My friend, Catie, was gracious enough to pass this amazing recipe straight from her own kitchen to our GW readers. Do you know what the most wonderful thing about it is, besides the chocolate? It’s versatile – so you can make it gluten free, or gooey, or cakey, or really however you like brownies. I guarantee after you’ve made a batch, you’ll never ever ever ever ever again travel the boxed brownie route. I know I haven’t.

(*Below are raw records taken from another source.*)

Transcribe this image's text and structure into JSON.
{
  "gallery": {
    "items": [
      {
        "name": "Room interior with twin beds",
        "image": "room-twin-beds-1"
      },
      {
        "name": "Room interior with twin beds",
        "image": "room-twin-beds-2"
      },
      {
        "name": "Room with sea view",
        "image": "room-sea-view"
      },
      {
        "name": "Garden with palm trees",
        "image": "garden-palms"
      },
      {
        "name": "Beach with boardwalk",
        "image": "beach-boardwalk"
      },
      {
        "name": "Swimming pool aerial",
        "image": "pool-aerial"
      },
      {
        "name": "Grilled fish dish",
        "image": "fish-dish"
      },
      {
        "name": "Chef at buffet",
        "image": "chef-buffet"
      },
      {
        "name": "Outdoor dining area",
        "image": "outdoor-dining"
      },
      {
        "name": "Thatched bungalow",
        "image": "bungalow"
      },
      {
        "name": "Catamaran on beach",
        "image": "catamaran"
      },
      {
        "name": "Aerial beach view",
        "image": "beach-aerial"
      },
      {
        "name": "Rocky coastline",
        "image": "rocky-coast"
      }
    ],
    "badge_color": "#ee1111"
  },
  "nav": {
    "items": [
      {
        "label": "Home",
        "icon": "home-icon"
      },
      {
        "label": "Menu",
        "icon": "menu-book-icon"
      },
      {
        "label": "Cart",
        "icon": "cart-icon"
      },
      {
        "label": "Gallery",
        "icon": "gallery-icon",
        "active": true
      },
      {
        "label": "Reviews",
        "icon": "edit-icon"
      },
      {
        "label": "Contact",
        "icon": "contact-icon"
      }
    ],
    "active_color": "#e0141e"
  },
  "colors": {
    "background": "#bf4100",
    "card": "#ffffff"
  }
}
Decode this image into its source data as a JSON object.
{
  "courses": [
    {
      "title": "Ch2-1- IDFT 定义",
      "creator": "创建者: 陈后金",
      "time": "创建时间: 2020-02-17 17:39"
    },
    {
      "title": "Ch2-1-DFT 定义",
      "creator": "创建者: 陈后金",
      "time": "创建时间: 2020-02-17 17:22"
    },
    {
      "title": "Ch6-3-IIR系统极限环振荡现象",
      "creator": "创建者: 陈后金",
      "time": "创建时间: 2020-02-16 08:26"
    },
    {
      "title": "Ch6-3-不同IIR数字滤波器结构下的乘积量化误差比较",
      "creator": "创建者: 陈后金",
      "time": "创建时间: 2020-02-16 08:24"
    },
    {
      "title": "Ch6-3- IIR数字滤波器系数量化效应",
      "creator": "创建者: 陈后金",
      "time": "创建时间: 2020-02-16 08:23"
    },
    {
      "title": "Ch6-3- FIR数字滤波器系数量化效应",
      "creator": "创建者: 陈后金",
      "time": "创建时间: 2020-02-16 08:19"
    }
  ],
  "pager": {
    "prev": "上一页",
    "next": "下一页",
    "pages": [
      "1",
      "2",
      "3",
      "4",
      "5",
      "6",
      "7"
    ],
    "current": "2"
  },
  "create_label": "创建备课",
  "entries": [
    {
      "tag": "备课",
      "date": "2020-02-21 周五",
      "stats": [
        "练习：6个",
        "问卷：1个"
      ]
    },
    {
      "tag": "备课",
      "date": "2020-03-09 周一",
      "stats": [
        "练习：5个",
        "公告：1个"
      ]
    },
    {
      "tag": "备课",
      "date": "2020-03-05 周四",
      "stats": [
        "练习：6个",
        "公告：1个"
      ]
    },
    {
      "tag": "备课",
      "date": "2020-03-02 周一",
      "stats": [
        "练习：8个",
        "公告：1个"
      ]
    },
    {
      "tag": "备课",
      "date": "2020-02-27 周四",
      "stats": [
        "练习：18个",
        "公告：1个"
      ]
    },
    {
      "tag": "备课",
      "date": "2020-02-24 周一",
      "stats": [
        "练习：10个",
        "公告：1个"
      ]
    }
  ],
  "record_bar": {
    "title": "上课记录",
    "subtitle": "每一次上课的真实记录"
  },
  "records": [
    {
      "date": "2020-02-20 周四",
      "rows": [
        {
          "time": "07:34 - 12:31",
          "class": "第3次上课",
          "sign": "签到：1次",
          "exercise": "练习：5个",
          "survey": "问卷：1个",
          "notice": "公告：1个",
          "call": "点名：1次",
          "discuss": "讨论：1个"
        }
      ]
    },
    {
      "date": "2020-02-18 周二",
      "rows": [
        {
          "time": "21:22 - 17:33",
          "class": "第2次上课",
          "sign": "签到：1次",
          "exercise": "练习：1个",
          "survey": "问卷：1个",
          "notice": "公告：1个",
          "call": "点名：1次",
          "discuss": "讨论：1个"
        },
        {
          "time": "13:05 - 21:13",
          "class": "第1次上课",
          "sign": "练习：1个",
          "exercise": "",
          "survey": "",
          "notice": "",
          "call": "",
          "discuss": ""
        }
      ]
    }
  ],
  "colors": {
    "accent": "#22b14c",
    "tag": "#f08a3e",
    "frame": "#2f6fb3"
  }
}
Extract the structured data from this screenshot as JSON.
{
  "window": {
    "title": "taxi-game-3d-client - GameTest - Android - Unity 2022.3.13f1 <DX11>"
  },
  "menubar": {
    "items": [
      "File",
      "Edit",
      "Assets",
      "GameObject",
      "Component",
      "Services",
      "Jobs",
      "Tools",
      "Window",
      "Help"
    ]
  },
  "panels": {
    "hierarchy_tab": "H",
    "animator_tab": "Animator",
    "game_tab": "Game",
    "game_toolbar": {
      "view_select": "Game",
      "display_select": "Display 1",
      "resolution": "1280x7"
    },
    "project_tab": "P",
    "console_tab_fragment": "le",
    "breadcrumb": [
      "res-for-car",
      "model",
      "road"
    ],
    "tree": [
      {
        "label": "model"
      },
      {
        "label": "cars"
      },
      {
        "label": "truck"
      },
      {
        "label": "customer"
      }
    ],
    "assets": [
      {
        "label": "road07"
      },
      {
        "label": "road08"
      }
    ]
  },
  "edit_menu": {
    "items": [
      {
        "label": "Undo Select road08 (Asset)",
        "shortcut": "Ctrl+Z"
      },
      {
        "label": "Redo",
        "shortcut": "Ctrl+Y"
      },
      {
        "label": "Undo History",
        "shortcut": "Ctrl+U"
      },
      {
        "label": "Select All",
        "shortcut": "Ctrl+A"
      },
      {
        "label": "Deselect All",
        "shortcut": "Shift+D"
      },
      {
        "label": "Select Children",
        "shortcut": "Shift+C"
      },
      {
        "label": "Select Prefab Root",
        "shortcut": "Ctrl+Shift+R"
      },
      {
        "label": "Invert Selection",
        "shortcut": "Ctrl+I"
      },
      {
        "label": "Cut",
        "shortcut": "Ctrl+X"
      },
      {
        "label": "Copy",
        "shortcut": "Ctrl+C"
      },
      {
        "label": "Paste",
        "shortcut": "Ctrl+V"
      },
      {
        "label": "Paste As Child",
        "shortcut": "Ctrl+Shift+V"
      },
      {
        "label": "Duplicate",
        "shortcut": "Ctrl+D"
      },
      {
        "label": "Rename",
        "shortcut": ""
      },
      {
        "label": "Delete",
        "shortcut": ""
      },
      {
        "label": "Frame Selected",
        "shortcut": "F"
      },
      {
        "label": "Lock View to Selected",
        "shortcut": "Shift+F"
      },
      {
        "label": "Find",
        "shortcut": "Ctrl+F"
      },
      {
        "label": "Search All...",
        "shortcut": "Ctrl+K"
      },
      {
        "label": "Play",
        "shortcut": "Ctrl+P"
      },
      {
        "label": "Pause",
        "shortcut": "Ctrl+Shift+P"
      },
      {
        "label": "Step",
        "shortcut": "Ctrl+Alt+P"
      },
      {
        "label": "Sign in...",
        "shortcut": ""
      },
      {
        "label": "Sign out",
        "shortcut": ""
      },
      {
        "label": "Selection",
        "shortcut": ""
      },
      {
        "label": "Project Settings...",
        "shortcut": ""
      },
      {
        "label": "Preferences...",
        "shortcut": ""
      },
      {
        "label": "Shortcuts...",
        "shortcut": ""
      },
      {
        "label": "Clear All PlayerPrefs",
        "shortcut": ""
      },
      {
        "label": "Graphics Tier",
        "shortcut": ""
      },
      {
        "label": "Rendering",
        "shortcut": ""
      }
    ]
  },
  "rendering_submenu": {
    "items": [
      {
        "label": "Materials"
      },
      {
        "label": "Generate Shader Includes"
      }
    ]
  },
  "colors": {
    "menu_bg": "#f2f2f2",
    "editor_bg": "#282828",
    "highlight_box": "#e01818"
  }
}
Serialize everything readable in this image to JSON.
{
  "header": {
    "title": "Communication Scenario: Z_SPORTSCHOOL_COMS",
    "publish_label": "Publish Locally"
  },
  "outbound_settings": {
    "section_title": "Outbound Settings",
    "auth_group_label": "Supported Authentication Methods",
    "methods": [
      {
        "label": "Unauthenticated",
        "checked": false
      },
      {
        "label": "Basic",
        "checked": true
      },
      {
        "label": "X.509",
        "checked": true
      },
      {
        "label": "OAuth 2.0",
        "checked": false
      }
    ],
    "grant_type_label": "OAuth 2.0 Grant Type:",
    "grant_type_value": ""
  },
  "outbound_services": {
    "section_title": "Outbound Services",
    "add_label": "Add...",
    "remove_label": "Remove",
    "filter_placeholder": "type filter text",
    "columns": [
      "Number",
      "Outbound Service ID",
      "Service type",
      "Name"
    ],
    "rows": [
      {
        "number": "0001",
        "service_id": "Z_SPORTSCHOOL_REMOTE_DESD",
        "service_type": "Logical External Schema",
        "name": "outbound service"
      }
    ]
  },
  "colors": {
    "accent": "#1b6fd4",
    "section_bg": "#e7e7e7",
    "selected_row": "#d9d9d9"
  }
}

And, let’s be honest. It’s nice to have a new, easy, delicious recipe to be used in the midst of a busy holiday season!
- Butter (190 grams)
- 2 blocks of quality dark chocolate (150 grams each)
- 2 tsp vanilla extract
- 2 cups sugar
- 4 eggs
- 1 cup of flour
Melt the butter and blocks of chocolate in a saucepan. After melted, remove from stove and stir in 2 tsp of vanilla extract. Add in 2 cups of sugar and stir. Stir/mix in 4 eggs, then 1 cup of flour.
Bake for 25-30 minutes, at 325F (163C).
A couple of notes:
1. I typically add in 1 tsp of almond extract in addition to the vanilla. But, you can add in all kinds of things: brandy, rum, peppermint…the sky is the limit.
2. To make your brownies more cake like, add more flour.
3. To make gluten free: use gluten free flour, and 1 tsp of xantham gum.
You’re welcome. (Trust me, every time you make these, people will profusely thank you). And, thanks to Catie for the recipe!